João de Oliveira Matos Ferreira (1 March 1879 – 29 August 1962) was a Portuguese Roman Catholic prelate and bishop who served in Guarda from his appointment in 1922 until his death. He was also the founder of the League of the Servants of Jesus.

The process for his beatification led on 3 June 2013 to Pope Francis declaring him Venerable as recognition of his life of heroic virtue.
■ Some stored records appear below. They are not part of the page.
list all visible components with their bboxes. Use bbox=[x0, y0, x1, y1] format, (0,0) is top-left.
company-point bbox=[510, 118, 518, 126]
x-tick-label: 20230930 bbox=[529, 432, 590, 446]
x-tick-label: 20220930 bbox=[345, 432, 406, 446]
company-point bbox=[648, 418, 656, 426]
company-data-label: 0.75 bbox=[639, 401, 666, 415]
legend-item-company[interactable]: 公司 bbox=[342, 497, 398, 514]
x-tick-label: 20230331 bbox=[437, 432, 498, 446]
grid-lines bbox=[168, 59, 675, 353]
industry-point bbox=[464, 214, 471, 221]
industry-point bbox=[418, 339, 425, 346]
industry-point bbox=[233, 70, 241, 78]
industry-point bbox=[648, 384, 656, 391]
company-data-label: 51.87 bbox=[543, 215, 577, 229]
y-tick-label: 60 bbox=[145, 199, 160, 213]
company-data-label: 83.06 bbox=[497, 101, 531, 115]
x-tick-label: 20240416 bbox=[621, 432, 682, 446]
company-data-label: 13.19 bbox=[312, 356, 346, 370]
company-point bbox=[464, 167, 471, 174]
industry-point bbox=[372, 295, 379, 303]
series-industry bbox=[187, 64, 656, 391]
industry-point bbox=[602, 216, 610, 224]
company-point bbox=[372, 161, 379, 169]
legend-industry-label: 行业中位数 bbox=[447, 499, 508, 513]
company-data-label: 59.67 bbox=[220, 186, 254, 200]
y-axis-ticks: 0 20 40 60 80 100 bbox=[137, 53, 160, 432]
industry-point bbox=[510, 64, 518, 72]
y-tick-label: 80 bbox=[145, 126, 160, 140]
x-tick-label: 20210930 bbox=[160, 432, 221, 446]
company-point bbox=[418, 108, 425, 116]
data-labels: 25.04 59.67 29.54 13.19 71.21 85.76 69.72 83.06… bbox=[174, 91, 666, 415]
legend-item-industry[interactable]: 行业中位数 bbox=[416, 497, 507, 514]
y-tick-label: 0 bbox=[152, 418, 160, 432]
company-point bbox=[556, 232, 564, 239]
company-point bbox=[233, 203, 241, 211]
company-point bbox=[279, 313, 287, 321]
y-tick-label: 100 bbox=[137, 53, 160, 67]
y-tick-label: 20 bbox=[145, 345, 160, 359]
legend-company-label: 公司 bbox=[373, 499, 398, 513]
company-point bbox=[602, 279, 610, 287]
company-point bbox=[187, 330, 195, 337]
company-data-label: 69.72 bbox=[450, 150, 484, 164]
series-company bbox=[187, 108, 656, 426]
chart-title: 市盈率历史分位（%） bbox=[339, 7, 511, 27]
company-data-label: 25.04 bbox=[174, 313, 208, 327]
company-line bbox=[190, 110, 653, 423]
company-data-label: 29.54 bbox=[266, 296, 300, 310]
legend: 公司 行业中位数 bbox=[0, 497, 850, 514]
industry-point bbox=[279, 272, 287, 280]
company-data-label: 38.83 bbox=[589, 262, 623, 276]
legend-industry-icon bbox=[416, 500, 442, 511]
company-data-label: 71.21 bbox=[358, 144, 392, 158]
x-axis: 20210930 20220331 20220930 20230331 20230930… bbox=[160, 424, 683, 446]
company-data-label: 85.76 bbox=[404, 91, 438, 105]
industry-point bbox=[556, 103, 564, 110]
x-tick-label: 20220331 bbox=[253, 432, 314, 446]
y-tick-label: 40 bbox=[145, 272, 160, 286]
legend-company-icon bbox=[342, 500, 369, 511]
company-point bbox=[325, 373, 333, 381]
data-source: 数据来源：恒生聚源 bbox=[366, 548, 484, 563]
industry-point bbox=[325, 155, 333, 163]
The pope must approve one miracle attributed to him in order for him to be beatified; one such case is now under investigation.

==Life==
João de Oliveira Matos Ferreira was born on 1 March 1879 in Portugal to Antonio de Oliveira Matos Ferreira. He had four brothers and one of those brothers was a priest.

He was ordained to the priesthood on 28 March 1903 and served as a personal assistant to the Archbishop of Braga. From 1920 to 1923 he was the Apostolic Visitor of Guarda. He was appointed as a bishop in the Guarda diocese on 11 December 1922. He was also made a Titular Bishop at the same time and received his episcopal consecration in 1923. He also went on to establish the League of the Servants of Jesus.

Ferreira died on 29 August 1962.

==Beatification process==
The beatification process commenced on 29 November 1993 in Guarda and the local process spanned from 1994 until 1998; the process was ratified on 13 November 1998. The Positio was then forwarded to the Congregation for the Causes of Saints in Rome in 2008.

Pope Francis approved his life of heroic virtue and proclaimed him to be Venerable on 3 June 2013.

A miracle attributed to him was investigated and the process of investigation closed at the beginning of 2010. It was ratified on 19 November 2010.